Every defense attorney is familiar with the long list of items in search warrant affidavits that are allegedly used to commit cannabis-related crimes. What is surprising to many attorneys is that although such items are usually considered to be evidence of criminal activity, many items are necessary for the lawful use, storage, and production of medical marijuana. For example, an Oregon Medical Marijuana Program cardholder may legally possess 24 oz. of usable marijuana, but if caught with 24.1 oz., the same person could be charged with PCS. Therefore, it’s necessary for OMMP cardholders to possess an accurate digital or triple-beam scale in order to assure their legal compliance.
5. In Texas, the law still aims to arrest every person who uses marijuana, for any reason. You live in a state with more sensible reality based marijuana laws. Tell the audience what that is like. Has it improved the community’s relationship with law enforcement? How does it feel to have this one small bit of freedom back?
A widely clichéd side-effect of marijuana use is paranoia. I observed a rapid decline in this side-effect with medical marijuana patients since passage of the Oregon Medical Marijuana Act (OMMA) in 1998. With a marijuana arrest every 42 seconds in the US, wouldn’t use of marijuana make you paranoid? In all seriousness, the lack of fear of arrest has enhanced the efficacy and reduced the risk of using marijuana for seriously-ill patients, especially for those with anxiety, PTSD and seizure disorders.
The claim that marijuana prohibition causes far more harm to society & individuals than use of the plant itself is becoming less and less disputed. Because police officers, courts, and jails are seen as the perpetrators of these harms, the public trust of law enforcement & judiciary is badly scarred. Shortly after the passage of the OMMA, I began hearing reports of Oregon police pursuing criminals who burglarize medical marijuana gardens, and was relieved by this opportunity to restore public trust in these institutions. Prior to OMMA, marijuana growers were easy targets of criminals of all sorts because illegal marijuana growers wouldn’t risk calling the police. Progressive cannabis law reform offers law enforcement better opportunities to truly serve and protect all citizens.
OMMA’s passage in 1998 was an exciting opportunity for me to conduct horticultural field research of cannabis for the first time. Although OMMA doesn’t provide explicit protections for cannabis research, I’ve designed horticultural research protocol that operates within the limits of the OMMA. Because the plant & possession limits of the OMMA severely limit the potential for horticultural research, I wrote a legislative concept called the Oregon Medical Cannabis Research Act, which would allow state-licensed research facilities to grow & possess cannabis in amounts necessary for proper breeding & research. Although unsuccessful in the 2011 session, I hope to see parts of it included in a medical cannabis omnibus bill in the upcoming 2013 session.
6. Anything else?
Until recently, any mention of ‘medical use of marijuana’ or reference to state medical marijuana laws was barred from federal marijuana trials.

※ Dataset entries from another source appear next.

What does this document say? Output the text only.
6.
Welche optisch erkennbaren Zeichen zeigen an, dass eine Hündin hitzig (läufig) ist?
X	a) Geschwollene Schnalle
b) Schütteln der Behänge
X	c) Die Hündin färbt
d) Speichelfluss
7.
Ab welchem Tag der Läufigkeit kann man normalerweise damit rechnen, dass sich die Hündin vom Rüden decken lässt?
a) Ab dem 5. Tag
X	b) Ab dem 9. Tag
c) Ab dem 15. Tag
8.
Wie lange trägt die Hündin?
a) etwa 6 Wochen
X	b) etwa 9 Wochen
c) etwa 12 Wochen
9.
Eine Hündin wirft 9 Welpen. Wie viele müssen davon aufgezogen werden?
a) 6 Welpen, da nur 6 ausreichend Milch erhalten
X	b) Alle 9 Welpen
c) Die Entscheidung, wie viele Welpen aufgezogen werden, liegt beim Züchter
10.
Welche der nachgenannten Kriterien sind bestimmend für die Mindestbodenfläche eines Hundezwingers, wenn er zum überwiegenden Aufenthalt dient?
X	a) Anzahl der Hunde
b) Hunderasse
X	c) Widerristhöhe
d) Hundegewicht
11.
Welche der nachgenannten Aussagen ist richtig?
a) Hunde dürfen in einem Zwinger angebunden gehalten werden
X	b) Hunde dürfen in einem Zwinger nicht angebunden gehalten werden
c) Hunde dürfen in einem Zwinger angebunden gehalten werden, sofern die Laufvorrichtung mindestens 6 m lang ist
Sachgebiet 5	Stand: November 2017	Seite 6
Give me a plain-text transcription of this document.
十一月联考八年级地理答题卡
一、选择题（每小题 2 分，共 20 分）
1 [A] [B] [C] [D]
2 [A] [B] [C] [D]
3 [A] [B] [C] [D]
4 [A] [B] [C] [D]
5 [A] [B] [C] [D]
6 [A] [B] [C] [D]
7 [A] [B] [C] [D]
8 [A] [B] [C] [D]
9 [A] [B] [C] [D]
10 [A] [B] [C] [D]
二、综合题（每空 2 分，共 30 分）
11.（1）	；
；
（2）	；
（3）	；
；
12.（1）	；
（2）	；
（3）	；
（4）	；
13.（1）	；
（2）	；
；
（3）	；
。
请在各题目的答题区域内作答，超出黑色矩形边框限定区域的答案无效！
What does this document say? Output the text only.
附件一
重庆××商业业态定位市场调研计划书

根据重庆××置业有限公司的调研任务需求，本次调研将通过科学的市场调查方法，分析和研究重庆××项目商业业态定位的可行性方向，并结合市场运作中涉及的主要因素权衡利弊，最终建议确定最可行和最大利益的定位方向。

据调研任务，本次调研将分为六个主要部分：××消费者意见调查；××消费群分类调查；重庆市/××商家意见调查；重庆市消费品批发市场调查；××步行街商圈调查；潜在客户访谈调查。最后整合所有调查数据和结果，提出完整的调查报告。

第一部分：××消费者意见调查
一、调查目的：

In a federal case I testified in recently (US v Simmons), the defendant’s compliance with the Oregon Medical Marijuana Act was material in the case because in the application for search warrant, the DEA agent referenced the Ogden & Cole memos (which describe the U.S. DOJ’s criteria for pursuing medical marijuana growers as ‘clearly and unambiguously acting out of compliance with state medical marijuana law’) and predicted that when the defendants harvest their crop they will be out of compliance with the OMMA. This caused the judge to allow me to take the stand as an expert witness in this case to testify on the use & production of medicinal cannabis.